Rendida, completamente cercada por manchetes de revistas femininas, me senti feito criminosa que sai com as mãos ao alto diante da polícia do corpão. Pose, aliás, muito repetida por aquelas mulheres lindas, glamorosas e clicadas com os braços para cima. "É que valoriza mais o peito", explicou a bibliotecária que me ajudava na pesquisa, almoçando um recipiente que só tinha cenoura.

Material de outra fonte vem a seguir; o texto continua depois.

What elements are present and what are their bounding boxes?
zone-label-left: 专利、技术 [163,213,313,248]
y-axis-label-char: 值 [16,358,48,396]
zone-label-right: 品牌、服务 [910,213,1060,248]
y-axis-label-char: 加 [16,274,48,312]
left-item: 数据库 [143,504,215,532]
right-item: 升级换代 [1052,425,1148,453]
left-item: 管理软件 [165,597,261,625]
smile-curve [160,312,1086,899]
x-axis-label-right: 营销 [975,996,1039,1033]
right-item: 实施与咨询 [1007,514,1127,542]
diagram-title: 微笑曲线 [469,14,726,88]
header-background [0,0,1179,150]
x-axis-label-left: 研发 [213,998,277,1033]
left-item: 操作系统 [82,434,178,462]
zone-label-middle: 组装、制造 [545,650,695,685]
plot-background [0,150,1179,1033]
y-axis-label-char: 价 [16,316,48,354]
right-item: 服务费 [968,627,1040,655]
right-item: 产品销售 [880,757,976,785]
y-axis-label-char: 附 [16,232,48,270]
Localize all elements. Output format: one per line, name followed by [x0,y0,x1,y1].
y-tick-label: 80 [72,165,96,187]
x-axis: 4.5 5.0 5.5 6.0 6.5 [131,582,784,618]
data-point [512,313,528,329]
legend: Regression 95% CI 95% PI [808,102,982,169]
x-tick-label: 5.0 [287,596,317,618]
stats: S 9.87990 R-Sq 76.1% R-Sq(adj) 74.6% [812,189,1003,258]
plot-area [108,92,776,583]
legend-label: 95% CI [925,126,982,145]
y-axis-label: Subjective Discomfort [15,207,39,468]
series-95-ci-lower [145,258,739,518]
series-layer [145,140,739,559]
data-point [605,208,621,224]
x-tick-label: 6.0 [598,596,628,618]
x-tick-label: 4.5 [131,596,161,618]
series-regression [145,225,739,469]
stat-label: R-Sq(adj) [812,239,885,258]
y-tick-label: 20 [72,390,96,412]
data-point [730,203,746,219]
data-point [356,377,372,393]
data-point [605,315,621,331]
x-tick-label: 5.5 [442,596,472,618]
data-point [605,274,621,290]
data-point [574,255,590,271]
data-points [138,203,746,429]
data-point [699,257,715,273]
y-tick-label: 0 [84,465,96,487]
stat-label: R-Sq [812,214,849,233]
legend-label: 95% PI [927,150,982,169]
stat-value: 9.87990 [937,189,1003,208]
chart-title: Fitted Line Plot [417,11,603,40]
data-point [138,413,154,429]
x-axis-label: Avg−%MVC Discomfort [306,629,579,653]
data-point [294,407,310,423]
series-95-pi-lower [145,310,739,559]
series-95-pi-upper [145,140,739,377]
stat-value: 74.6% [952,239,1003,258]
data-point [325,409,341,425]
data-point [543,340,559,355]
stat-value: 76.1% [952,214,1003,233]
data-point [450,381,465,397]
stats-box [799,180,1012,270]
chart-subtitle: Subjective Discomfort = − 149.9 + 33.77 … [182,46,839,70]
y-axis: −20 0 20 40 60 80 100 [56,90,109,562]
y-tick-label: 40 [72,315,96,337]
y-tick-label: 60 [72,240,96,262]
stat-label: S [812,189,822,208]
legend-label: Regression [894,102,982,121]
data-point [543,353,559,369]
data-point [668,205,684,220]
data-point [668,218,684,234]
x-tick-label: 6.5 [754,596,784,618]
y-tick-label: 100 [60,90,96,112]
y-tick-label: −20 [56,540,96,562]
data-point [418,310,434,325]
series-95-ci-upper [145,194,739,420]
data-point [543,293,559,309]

Na ilustração de Marcelo Martinez: uma mulher está de costas, observando três revistas penduradas na frente da banca de jornais. A revista do centro, chamada "Fake Life", mostra um close nas nádegas de um corpo feminino "perfeito", de biquíni em uma praia . Já as capas dos dois lados, da revista "Real People", completam a mesma cena da praia, revelando também o restante do quadril da modelo, com culote, celulites e marcas comuns.
Marcelo Martinez

Naquela tarde, eu me encontrava dentro do acervo fotográfico de uma das maiores editoras do país e precisava escolher imagens de famosas tidas como ícones de beleza. A meu ver, uma tarefa nada desafiadora. O que mais eu encontraria ali que já não tivesse visto trocentas vezes, estampado em sites e bancas de jornal? Por entre aspas do tipo "bebo muita água", "tenho genética boa", "sambo e faço surfe".

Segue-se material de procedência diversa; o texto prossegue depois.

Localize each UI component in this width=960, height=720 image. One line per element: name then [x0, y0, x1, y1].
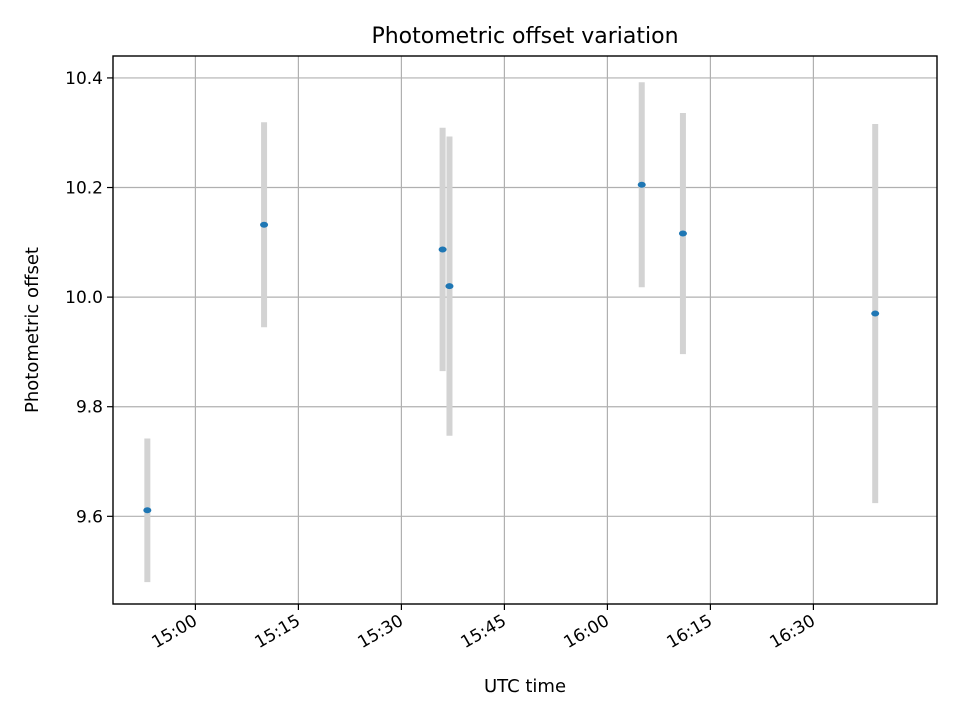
x-tick-label: 15:15 — [251, 611, 303, 653]
x-tick-label: 16:30 — [766, 611, 818, 653]
data-point — [445, 283, 454, 290]
x-tick-label: 15:45 — [457, 611, 509, 653]
chart-title: Photometric offset variation — [371, 24, 678, 49]
x-axis-label: UTC time — [484, 676, 566, 697]
data-point — [637, 181, 646, 188]
data-point — [438, 246, 447, 253]
x-tick-label: 15:30 — [354, 611, 406, 653]
grid — [113, 56, 937, 604]
y-tick-label: 9.6 — [76, 507, 103, 527]
y-tick-label: 10.2 — [65, 179, 103, 199]
y-tick-label: 10.4 — [65, 69, 103, 89]
data-point — [260, 221, 269, 228]
data-point — [871, 310, 880, 317]
error-bars — [144, 82, 879, 583]
x-tick-label: 16:00 — [560, 611, 612, 653]
plot-frame — [112, 55, 938, 605]
y-tick-label: 10.0 — [65, 288, 103, 308]
y-tick-label: 9.8 — [76, 398, 103, 418]
data-point — [678, 230, 687, 237]
data-points — [143, 181, 880, 514]
x-tick-label: 16:15 — [663, 611, 715, 653]
data-point — [143, 507, 152, 514]
x-tick-label: 15:00 — [148, 611, 200, 653]
y-axis-label: Photometric offset — [22, 247, 43, 413]
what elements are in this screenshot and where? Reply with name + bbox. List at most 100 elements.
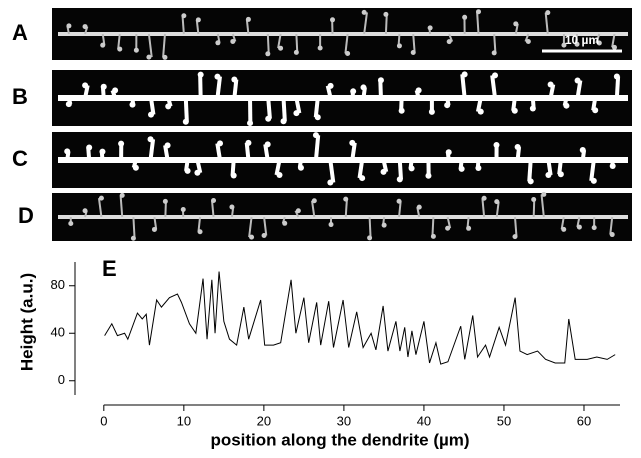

Contudo, o que parecia um mero job se transformou numa epifania, tão brutal quanto espinha que irrompe no meio da nossa testa ou vento que levanta nossa saia, revelando uma calcinha de vó: as fotos que eu iria acessar não tinham retoque.

De uma pilha de pastas contendo musas de outrora, pulularam braços roliços e pancinhas sem definição. Culotes meigos, emoldurados por tangas de época. Bocas risonhas e francas, com dentes na cor original de fábrica e lábios sem preenchimento.

Nos arquivos recentes, ainda que maquiadas, bem iluminadas e esculpidas por cirurgiões e personal trainers, havia deusas com rugas, estrias, brotoejas e até picadas estufadas de mosquito. Seios sinceros apontando para a frente, não para as estrelas.

Um caminho que naturalmente conduziu à virilha de uma das atrizes mais sexy do Brasil. Esplêndida. Empelotada, quiçá alérgica. 
Inegavelmente cabeluda. Livre, plena, mas photoshopada na história oficial. Diagramada embaixo do título "Especial: bumbum na nuca".

Se aquela virilha —e tudo mais que vi no esplendor irretocável de suas verdades— tivesse conseguido chegar às capas de revista, imagine a revolução que não teria sido.

Em vez de "afina, levanta e modela", a utopia feminina do "aceita, expõe e desfruta". Se possível, ao lado de uma reconfortante receita de pudim —que costuma ter furinhos, igual à maioria de nós.